Thanks for your swift response Rob,

My apologies, it looks like my superficial replication check was insufficient.

ipa-replica-manage -v list ipa2.mydom
ipa3.mydom: replica
  last init status: None
  last init ended: 1970-01-01 00:00:00+00:00
  last update status: Error (0) Replica acquired successfully: Incremental update succeeded
  last update ended: 2018-02-01 11:47:10+00:00
ipa1.mydom: replica
  last init status: None
  last init ended: 1970-01-01 00:00:00+00:00
  last update status: Error (18) Replication error acquiring replica: Incremental update transient error.  Backing off, will retry update later. (transient error)
  last update ended: 1970-01-01 00:00:00+00:00

Which led me to check on the snowflake where I'm seeing

Feb  1 11:48:49 ipa2 ns-slapd[9471]: [01/Feb/2018:11:48:49.866140639 +0000] - ERR - NSMMReplicationPlugin - send_updates - agmt="cn=meToipa1.mydom" (ipa1:389): Data required to update replica has been purged from the changelog.
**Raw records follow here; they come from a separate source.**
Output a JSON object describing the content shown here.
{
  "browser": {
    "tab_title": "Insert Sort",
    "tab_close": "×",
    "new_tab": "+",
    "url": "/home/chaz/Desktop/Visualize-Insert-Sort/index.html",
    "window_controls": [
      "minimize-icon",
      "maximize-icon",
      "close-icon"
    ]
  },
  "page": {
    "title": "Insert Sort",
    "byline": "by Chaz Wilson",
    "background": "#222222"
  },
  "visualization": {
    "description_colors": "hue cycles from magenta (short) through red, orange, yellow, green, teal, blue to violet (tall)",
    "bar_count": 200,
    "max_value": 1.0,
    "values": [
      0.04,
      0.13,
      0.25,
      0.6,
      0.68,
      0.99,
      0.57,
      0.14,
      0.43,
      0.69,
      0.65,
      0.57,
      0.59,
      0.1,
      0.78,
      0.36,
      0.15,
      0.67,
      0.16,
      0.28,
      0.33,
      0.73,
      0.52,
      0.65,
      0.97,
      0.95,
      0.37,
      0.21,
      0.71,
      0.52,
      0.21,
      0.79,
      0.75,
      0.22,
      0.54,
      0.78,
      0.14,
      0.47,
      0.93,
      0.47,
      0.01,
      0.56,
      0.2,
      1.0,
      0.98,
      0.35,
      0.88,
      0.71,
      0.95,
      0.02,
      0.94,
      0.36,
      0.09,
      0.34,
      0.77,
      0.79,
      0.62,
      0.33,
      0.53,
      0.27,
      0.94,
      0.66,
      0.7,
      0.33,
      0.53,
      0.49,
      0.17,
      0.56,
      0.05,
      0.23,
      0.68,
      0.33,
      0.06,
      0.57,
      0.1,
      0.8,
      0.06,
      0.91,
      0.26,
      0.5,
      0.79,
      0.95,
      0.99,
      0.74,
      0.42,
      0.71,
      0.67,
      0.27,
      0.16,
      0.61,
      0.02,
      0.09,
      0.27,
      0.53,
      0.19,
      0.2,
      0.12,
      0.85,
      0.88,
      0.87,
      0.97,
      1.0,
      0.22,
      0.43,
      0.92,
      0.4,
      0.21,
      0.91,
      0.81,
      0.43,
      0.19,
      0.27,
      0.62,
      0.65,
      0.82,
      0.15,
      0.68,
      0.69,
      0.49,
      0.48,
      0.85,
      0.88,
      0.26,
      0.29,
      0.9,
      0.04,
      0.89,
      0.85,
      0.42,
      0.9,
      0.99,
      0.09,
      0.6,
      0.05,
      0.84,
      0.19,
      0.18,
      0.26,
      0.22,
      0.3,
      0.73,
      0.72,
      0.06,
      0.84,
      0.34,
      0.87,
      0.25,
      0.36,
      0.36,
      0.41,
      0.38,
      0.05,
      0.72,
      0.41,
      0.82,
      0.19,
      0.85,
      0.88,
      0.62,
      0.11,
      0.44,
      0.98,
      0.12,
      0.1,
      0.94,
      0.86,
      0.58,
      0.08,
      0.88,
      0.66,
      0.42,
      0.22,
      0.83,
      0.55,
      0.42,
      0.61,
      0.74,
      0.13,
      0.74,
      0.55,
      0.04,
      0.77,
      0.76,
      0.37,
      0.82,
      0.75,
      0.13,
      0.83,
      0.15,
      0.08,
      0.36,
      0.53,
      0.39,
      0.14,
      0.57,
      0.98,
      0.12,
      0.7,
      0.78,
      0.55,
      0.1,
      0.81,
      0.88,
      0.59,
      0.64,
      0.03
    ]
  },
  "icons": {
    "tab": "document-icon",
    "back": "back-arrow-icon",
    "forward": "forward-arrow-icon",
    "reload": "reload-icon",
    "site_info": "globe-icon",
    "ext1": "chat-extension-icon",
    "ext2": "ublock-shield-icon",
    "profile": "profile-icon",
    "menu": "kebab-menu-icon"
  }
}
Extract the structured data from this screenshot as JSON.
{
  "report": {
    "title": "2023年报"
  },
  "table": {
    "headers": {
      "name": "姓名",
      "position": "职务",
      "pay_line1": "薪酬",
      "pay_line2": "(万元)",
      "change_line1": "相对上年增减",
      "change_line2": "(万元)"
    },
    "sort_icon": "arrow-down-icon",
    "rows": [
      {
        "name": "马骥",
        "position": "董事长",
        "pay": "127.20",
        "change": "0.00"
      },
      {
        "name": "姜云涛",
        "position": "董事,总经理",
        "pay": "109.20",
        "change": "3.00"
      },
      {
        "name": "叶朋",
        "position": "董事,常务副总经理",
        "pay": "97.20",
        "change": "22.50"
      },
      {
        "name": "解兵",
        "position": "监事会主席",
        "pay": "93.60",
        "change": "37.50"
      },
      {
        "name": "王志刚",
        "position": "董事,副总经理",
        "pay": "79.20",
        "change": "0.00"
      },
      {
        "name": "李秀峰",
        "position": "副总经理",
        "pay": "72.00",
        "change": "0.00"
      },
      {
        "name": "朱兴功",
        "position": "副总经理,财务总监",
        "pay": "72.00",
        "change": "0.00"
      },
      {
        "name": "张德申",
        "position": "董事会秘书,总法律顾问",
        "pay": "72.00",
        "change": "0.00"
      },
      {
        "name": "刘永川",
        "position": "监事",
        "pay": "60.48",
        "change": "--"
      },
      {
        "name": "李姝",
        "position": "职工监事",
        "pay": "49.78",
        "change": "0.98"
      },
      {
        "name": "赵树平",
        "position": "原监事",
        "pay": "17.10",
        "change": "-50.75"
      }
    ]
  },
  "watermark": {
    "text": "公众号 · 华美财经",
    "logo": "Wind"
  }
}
If the error persists the replica must be reinitialized.
Feb  1 11:48:52 ipa2 ns-slapd[9471]: [01/Feb/2018:11:48:52.916537089 +0000] - ERR - agmt="cn=meToipa1.mydom" (ipa1:389) - clcache_load_buffer - Can't locate CSN 5a687250000500100000 in the changelog (DB rc=-30988). If replication stops, the consumer may need to be reinitialized.
Feb  1 11:48:52 ipa2 ns-slapd[9471]: [01/Feb/2018:11:48:52.919314318 +0000] - ERR - NSMMReplicationPlugin - changelog program - repl_plugin_name_cl - agmt="cn=meToipa1.mydom" (ipa1:389): CSN 5a687250000500100000 not found, we aren't as up to date, or we purged
Feb  1 11:48:52 ipa2 ns-slapd[9471]: [01/Feb/2018:11:48:52.922208937 +0000] - ERR - NSMMReplicationPlugin - send_updates - agmt="cn=meToipa1.mydom" (ipa1:389): Data required to update replica has been purged from the changelog. If the error persists the replica must be reinitialized.
Feb  1 11:48:55 ipa2 ns-slapd[9471]: [01/Feb/2018:11:48:55.956362678 +0000] - ERR - agmt="cn=meToipa1.mydom" (ipa1:389) - clcache_load_buffer - Can't locate CSN 5a687250000500100000 in the changelog (DB rc=-30988). If replication stops, the consumer may need to be reinitialized.
Feb  1 11:48:55 ipa2 ns-slapd[9471]: [01/Feb/2018:11:48:55.959110311 +0000] - ERR - NSMMReplicationPlugin - changelog program - repl_plugin_name_cl - agmt="cn=meToipa1.mydom" (ipa1:389): CSN 5a687250000500100000 not found, we aren't as up to date, or we purged
Feb  1 11:48:55 ipa2 ns-slapd[9471]: [01/Feb/2018:11:48:55.961578933 +0000] - ERR - NSMMReplicationPlugin - send_updates - agmt="cn=meToipa1.mydom" (ipa1:389): Data required to update replica has been purged from the changelog. If the error persists the replica must be reinitialized.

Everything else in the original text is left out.